Fisher makes Leopards pay the price

March 31, 2007|By TIM KOELBLE

North Hagerstown baseball coach Shawn Reynolds had a hunch about playing junior Colby Fisher.

Hubs starting pitcher Marcellus Sumlin was glad his coach played it, giving Fisher the surprise start at third base on Friday afternoon.

Fisher made the most of his opportunity by providing the only offense of the day - a booming two-run home run in the fourth inning to give the Hubs a 2-0 victory over Smithsburg in the MVAL Antietam opener at North.

Other than making a relief appearance earlier this season, it was Fisher's first-ever varsity experience.

"I had a gut feeling about playing (Fisher) to get an extra stick in," said Reynolds, who put Mark Datillio in the outfield to make room for Fisher. "We told him that he was going to start while Smithsburg was taking infield practice."


Fisher jumped on a fastball offering from Smithsburg lefty Travis Hayes, who had started the fourth inning in relief of Jake Staebler. With one out, Tyler Hornbecker reached on an infield hit to deep short that led to Fisher's blast that carried about 340 feet.

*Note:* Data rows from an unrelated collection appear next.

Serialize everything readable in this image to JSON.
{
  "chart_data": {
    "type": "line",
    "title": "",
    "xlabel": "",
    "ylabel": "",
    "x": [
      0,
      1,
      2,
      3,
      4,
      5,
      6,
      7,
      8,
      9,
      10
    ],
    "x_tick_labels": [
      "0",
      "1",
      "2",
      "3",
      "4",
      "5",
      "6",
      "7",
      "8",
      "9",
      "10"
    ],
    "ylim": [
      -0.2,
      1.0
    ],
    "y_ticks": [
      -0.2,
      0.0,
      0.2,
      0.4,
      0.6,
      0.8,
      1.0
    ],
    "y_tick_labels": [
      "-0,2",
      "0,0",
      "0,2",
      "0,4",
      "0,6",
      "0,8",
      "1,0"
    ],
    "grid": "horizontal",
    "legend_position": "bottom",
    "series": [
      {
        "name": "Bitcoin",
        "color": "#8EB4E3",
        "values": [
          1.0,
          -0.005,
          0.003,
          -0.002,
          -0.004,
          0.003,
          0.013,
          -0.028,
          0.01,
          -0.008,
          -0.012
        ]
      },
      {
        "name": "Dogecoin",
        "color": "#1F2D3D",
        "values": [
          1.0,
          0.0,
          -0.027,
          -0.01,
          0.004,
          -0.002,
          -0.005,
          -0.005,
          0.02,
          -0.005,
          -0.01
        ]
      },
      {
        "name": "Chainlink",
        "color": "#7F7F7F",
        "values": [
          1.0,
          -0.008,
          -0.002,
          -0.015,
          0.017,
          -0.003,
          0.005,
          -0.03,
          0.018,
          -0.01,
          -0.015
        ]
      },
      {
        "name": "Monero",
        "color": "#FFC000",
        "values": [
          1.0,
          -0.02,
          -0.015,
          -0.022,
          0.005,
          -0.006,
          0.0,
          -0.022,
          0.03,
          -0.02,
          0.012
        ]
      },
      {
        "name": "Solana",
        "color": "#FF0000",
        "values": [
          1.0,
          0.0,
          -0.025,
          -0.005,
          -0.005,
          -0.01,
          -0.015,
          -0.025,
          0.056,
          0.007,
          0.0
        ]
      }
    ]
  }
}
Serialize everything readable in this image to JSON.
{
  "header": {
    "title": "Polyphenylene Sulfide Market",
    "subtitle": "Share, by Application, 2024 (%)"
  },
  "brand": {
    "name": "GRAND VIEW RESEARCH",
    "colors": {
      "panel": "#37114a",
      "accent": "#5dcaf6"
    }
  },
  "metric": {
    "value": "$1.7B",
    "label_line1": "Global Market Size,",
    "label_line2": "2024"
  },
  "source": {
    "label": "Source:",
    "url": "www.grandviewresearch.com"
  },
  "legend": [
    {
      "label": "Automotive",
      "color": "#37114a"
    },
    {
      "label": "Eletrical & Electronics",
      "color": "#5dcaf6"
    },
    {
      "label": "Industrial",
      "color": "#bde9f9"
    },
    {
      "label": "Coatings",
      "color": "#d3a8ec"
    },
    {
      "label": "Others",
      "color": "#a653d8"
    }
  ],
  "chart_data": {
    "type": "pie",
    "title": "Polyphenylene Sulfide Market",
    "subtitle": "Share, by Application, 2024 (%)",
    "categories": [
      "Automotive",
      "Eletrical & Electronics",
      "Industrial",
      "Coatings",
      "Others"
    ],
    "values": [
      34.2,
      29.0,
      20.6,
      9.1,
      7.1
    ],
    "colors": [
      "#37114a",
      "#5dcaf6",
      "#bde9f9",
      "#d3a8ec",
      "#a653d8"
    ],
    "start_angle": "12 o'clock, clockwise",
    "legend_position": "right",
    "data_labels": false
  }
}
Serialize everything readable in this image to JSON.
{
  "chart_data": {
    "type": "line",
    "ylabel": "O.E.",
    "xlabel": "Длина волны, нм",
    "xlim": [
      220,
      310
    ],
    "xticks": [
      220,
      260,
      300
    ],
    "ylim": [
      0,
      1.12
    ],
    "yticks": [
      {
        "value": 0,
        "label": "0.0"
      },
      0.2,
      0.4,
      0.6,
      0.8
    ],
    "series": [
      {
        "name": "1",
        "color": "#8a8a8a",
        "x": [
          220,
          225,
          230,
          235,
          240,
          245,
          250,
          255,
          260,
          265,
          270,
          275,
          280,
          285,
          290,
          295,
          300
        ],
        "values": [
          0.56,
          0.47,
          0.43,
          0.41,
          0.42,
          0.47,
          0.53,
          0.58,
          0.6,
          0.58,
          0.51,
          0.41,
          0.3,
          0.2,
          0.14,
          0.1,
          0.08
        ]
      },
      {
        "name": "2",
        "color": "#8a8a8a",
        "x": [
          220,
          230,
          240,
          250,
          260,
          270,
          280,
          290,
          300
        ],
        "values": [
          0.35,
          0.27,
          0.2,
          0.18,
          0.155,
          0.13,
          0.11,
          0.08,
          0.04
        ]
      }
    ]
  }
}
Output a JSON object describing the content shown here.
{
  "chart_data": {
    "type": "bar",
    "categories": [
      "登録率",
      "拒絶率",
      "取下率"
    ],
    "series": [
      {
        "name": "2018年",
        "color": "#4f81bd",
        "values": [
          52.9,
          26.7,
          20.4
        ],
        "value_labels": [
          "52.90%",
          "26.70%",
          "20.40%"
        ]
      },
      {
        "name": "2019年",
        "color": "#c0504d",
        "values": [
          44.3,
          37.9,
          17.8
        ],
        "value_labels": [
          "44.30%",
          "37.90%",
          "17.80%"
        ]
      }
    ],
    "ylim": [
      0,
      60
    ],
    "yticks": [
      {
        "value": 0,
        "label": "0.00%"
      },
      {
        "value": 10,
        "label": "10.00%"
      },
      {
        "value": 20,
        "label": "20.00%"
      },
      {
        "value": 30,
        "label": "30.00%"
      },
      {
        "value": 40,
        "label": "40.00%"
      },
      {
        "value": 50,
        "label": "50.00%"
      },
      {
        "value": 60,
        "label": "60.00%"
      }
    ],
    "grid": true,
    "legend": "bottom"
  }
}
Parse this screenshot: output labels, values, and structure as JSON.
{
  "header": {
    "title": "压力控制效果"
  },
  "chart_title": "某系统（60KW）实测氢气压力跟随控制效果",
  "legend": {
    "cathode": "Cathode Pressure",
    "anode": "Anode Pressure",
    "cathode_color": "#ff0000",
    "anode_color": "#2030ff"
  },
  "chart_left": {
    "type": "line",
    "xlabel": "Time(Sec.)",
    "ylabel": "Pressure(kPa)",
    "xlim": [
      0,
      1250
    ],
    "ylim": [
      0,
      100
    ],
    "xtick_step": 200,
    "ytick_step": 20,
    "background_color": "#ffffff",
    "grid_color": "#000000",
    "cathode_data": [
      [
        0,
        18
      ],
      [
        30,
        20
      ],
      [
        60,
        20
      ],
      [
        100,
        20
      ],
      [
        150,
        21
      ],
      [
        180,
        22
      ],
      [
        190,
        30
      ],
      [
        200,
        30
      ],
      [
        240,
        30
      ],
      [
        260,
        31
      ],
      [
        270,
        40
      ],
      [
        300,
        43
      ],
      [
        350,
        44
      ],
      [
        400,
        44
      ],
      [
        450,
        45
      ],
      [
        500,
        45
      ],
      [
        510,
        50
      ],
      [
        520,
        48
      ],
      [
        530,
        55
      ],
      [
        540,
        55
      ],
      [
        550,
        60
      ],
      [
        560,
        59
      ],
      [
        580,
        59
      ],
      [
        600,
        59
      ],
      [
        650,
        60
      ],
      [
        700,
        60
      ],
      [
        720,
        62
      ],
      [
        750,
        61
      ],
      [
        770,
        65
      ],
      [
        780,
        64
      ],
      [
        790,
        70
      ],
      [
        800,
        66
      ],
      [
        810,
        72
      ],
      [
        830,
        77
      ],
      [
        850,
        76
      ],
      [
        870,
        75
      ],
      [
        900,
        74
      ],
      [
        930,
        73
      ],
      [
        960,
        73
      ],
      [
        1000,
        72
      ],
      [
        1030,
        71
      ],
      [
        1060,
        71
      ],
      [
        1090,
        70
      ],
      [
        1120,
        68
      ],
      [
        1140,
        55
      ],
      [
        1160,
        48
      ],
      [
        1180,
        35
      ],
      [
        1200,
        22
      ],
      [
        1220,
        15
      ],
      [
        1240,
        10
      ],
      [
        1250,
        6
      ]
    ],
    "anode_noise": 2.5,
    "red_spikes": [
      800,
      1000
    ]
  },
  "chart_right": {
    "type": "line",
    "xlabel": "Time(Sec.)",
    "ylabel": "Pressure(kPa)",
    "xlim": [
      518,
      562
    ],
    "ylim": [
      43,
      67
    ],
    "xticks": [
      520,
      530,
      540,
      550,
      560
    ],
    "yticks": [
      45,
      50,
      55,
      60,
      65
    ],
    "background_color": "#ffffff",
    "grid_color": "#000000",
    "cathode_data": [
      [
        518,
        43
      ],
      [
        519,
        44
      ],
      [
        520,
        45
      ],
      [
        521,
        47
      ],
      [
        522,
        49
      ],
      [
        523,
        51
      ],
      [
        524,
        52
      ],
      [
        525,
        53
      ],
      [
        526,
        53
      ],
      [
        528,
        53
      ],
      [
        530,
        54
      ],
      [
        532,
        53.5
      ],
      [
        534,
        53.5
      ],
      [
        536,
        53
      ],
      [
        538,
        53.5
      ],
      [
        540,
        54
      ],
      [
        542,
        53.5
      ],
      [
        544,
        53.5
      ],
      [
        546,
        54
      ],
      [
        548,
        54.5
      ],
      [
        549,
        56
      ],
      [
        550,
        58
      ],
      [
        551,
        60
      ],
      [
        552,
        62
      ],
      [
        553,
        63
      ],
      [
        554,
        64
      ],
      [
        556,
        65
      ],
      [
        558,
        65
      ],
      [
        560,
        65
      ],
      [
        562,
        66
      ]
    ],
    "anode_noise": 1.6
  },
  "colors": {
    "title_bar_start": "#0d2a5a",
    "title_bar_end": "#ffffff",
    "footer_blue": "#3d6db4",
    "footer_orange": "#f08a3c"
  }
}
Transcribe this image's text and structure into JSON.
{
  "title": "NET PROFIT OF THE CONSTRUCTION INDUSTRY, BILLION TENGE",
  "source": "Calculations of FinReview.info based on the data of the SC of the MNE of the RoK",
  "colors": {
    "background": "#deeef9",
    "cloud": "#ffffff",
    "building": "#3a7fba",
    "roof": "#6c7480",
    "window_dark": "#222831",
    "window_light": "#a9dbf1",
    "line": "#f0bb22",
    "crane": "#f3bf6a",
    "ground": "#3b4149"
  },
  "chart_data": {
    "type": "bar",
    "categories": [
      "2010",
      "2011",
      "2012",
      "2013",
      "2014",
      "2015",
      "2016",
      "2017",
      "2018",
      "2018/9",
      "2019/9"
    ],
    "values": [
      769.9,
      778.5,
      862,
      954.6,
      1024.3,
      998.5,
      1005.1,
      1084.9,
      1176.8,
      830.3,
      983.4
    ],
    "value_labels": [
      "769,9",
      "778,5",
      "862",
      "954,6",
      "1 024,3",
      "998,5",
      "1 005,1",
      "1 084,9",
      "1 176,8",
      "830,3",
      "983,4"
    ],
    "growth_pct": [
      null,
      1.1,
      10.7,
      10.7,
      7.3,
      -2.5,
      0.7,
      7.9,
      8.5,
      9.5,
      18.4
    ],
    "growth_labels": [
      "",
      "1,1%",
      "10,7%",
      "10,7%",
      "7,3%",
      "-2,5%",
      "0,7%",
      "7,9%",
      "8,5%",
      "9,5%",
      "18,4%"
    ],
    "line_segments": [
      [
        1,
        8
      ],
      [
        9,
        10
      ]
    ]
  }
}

"(Starting) was a big surprise but you gotta' start somewhere," said Fisher, who also walked twice. "I got a fastball on the inside part of the plate."

It was fortunate because it didn't waste the performance by Sumlin, especially after North (3-1, 1-0) missed an opportunity in the first inning.

Staebler walked the bases full but struck out Cadyn Robinson to end the threat.

Smithsburg (0-2, 0-1) had scoring threats in the first two innings.

After leaving two on base in the first, Smithsburg's Steve Hines doubled to the fence in left center that moved Brock Kettoman to third with one out.

But Ben Walzl missed the pitch on a suicide squeeze attempt and Kettoman was tagged out at home. Walzl ended the threat with a pop out to first.

"We were one pitch away from scoring in each of those innings, but our bats will come around," said Smithsburg coach Bill Fowkes.

From the third inning on, Sumlin was near perfect. He need only 72 pitches for the complete game and struck out three.

He allowed only two more singles to finish with a nifty five-hitter without allowing a walk.

"I felt good and was throwing strikes and keeping the ball down in the zone," said Sumlin, picking up his first win. "I just wanted to throw strikes. The defense was great behind me."

Sumlin forced Smithsburg to hit the ball on the ground, with the exception of Walzl's popup and a pair of fly ball outs to end the game.

"He doesn't overpower anyone but he can pitch by changing location and he kept ahead of the batter," said Reynolds. "When he keeps the ball down, he knows he can be tough."

"I told our guys we just saw one of (North's) best," said Fowkes.

After allowing the homer, Hayes settled down and allowed two hits in three innings. Staebler walked five in his three innings, working on a 60-pitch limit in his first start after recovering from an arm injury that sidelined him last year.